45 Friday: The Professors – Our Teenage Love


By ‘Bob The Record Guy’ Paxon

In the Fifties, there was a division between Teen Music and Rock’ N’ Roll. Our young people have come to believe that all Fifties youngsters were Rock ‘n’ Rollers, thanks to “Happy Days” and “Grease!” In reality, Fifties Teen music could be R&R, but it could also be straight-ahead Pop.

R&R was considered the music of hoods, delinquents and Frats (at least earlier-on). And Pop was for the Squeaks (as in Squeaky-clean).



There’s no doubt where these Professors fit in. They majored in Pop, and their dissertation – “Our Teenage Love” – was pure Corn!

In any case, they were apparently good students all the way around. Lou Mastor, Dick Fagan, Tom Sheeder and Frank Pullano were all students at Fredonia State Teachers College (today’s SUNY Fredonia). Tom and Lou were from Fredonia, Frank was from Niagara Falls. Dick was from Sherburne. While at the school in the mid-1950s, they formed The Four Dukes. As such they didn’t record but they appeared on a Rochester TV program.

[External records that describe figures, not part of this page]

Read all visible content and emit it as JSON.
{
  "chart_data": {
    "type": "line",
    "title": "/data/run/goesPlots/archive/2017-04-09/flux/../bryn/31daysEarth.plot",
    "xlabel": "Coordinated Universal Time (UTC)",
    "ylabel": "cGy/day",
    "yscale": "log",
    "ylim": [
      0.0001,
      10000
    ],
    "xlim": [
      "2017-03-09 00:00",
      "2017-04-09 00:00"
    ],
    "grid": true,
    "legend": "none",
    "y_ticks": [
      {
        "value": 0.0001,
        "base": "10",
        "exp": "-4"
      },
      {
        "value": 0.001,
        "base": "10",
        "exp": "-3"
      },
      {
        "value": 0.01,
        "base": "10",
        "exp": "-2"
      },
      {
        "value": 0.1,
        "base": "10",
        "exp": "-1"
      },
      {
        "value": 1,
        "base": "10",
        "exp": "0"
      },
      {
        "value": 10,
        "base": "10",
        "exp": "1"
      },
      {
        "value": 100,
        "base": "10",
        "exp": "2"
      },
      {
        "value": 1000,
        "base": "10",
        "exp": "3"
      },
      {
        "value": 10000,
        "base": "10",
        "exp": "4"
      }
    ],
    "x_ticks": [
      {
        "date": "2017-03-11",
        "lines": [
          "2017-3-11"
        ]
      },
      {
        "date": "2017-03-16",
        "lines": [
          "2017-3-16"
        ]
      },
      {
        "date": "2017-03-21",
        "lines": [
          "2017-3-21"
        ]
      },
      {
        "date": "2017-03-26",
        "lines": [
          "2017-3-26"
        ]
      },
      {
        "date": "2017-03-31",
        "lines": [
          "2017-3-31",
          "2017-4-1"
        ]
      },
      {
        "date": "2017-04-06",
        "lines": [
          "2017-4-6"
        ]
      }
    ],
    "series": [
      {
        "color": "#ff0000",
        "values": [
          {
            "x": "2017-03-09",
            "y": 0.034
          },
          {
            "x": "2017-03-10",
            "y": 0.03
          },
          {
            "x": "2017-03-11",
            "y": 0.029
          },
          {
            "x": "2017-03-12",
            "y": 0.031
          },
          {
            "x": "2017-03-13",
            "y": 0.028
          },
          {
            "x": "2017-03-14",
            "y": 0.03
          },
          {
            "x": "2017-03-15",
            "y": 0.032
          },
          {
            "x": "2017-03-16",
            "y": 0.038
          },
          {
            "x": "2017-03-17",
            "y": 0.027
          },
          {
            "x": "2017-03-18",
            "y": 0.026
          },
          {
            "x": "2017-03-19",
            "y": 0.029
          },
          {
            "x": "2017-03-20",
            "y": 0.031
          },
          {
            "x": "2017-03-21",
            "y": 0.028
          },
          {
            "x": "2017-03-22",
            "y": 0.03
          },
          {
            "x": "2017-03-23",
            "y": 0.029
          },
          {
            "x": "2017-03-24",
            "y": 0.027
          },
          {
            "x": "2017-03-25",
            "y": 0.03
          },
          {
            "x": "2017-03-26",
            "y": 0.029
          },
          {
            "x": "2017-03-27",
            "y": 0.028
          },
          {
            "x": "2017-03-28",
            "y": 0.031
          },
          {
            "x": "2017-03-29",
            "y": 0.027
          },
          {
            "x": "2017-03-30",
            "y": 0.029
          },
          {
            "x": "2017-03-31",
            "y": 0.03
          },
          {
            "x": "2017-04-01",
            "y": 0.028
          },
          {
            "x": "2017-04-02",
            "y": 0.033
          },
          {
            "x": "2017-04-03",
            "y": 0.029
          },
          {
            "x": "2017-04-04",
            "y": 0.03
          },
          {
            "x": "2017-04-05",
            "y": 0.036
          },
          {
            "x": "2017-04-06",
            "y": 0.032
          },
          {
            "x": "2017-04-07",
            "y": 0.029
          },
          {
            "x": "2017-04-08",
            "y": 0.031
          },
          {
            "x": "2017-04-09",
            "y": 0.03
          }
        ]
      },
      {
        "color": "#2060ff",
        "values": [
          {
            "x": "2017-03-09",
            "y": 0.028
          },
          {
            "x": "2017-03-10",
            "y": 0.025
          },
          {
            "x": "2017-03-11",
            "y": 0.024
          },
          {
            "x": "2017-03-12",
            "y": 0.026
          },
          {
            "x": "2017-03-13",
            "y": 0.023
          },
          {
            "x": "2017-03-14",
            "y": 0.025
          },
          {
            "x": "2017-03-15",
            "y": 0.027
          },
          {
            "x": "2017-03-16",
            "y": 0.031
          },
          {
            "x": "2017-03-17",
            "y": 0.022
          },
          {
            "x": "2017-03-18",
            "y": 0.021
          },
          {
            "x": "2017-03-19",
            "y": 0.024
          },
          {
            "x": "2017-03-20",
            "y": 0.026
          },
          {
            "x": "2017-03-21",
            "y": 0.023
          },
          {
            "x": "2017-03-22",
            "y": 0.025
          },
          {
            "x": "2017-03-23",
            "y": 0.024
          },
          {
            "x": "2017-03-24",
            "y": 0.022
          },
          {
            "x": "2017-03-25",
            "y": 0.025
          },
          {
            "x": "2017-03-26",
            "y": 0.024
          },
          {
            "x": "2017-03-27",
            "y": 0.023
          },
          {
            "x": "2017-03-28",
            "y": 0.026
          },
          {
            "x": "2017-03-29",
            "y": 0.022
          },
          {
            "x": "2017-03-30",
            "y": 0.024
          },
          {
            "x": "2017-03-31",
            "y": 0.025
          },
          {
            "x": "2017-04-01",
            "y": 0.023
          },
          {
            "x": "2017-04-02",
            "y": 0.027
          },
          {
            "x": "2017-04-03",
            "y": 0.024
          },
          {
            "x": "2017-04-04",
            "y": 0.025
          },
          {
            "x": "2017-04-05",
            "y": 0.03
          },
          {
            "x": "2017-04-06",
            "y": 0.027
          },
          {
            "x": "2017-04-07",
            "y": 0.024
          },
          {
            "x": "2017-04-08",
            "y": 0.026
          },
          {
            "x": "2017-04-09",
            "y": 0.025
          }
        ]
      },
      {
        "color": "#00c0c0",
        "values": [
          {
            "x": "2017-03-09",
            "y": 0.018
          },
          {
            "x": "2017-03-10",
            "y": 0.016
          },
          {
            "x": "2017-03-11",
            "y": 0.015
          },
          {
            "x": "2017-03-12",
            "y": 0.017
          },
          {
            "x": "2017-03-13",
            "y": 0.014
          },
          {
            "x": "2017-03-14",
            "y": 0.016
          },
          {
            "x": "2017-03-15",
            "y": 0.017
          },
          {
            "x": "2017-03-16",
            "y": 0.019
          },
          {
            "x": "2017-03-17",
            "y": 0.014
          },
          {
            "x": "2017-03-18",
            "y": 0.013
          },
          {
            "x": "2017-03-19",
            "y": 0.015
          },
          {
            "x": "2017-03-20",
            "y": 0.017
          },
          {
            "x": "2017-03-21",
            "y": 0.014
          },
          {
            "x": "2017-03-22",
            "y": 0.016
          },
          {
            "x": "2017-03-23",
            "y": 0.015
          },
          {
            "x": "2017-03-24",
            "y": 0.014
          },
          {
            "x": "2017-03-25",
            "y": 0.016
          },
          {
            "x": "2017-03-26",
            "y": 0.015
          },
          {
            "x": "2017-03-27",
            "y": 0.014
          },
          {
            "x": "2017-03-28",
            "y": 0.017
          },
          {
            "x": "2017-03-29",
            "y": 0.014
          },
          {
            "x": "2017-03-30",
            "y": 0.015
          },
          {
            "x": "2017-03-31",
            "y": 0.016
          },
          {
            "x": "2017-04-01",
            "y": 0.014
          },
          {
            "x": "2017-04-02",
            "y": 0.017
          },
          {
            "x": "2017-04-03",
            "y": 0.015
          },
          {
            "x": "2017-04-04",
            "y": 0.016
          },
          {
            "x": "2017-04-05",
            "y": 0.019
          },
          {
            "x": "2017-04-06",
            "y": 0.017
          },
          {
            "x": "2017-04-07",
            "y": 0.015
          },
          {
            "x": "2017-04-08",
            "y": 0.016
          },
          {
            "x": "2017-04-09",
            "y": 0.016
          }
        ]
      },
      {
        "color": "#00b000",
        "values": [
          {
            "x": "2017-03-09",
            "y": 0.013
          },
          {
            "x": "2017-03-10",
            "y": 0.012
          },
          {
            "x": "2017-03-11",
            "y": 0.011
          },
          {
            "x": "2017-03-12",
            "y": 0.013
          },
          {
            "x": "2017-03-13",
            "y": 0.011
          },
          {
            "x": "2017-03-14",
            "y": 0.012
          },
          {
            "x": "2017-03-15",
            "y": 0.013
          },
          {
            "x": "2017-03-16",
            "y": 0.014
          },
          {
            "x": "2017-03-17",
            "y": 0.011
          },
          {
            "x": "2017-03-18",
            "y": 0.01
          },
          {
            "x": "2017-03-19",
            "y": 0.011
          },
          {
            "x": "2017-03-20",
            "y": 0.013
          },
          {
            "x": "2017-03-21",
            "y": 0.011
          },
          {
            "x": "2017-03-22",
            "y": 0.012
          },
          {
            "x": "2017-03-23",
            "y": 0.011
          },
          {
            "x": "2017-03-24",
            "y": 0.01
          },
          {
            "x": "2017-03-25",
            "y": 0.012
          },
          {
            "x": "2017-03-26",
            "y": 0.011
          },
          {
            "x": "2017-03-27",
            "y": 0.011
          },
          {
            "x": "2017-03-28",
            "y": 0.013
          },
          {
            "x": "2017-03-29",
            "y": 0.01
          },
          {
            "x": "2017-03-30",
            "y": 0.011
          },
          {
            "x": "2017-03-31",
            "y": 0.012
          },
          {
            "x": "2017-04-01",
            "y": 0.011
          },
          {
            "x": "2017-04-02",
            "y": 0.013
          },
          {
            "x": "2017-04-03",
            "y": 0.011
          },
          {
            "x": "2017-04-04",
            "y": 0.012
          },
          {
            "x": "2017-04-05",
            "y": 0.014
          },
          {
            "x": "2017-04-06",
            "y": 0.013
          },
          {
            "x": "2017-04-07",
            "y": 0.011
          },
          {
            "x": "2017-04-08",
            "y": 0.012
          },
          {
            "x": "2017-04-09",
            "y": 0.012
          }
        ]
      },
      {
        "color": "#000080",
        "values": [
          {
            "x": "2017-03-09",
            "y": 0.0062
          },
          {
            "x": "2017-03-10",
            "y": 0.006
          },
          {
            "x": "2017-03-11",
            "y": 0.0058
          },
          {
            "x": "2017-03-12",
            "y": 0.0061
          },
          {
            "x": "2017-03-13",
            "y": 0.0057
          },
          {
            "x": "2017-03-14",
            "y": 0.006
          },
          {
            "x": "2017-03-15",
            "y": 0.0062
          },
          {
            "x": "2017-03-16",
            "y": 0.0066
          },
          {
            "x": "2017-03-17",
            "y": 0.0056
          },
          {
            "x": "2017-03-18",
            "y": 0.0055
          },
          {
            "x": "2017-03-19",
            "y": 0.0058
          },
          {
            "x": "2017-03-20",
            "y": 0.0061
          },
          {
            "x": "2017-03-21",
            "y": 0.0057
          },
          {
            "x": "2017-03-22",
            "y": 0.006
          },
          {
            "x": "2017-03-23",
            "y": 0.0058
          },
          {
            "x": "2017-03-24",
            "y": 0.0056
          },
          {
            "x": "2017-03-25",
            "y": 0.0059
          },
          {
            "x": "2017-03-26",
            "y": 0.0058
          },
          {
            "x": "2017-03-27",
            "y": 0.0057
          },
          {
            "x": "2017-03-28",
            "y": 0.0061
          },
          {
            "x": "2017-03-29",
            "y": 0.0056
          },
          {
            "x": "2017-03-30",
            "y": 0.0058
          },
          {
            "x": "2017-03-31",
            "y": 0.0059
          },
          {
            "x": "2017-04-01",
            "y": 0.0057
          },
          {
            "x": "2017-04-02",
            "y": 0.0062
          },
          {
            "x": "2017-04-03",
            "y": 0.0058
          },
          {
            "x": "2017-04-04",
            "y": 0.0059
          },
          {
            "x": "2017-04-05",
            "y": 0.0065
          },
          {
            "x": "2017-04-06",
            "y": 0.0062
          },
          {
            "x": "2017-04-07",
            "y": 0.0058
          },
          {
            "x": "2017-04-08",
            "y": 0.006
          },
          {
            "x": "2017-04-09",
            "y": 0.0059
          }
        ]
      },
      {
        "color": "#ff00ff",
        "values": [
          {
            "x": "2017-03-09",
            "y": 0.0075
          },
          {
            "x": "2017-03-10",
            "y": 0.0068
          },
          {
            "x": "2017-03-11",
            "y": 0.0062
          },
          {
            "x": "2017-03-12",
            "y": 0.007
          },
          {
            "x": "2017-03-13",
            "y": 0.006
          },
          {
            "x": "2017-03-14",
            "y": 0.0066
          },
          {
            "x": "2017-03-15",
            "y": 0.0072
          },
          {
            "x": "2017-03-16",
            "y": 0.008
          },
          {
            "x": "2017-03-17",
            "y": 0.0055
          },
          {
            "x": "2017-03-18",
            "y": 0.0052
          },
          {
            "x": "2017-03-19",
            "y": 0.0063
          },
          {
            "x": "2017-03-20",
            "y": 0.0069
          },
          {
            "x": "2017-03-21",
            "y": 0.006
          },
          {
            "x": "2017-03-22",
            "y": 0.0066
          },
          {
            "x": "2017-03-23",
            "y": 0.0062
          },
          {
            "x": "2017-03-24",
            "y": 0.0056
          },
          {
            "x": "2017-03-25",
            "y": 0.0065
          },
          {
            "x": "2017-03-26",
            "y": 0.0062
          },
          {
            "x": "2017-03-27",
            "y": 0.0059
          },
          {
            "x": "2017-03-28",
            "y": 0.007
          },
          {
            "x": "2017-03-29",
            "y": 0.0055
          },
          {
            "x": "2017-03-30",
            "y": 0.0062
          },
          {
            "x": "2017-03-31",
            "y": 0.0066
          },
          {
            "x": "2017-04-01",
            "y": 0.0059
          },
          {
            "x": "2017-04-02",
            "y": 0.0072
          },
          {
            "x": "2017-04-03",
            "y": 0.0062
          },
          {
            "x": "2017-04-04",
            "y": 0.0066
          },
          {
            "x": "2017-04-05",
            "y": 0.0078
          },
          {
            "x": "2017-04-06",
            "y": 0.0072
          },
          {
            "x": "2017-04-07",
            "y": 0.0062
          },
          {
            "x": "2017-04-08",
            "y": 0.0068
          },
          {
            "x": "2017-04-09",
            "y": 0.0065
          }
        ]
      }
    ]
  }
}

Eventually they took on a residency at Buffalo’s McVan’s night club, where their smooth style probably went over real well. It would be some years before McVan’s became a R&R club.

By the end of the 1950s ,they were calling themselves The Professors. Somehow they were able to cut a single. I believe Famas Records was a one-off label, created exclusively for this release. Pullano wrote the top side and Mastor sang lead, backed by the others. It’s a Teen sound, but with little trace of R&R influence.

Subsequently they made an album which seems to be rare but also seems to not be in high demand! Maybe the few who would care are simply unaware of it? Their vocal influences on the 45 are the pop vocal groups of the day (the Four Lads, Four Coins, Hilltoppers) but on the LP they to toward a more interesting sound; the Four Freshman, that is. And it’s revealed that they are indeed a band, playing all their own instruments with a fair amount of talent.

They seem to have gone their separate ways after this. Lou became a member of Pop hit-makers The Hilltoppers, the local (Lockport/Niagara Falls) group who had worked a similar non-R&R sound in the R&R age. In the Hilltoppers’ case, they had made it work. They were virtually superstars, at least as far as record sales. But those days were far behind by the time Lou joined them. Now ALL the kids were listening to R&R. Pop groups were dead in the water. Or should I say- they had flunked out?

No word on whether any of The Professors became actual professors later on. If so, they were probably forever chagrined to be on the spelling-impaired ‘FAMAS’ label.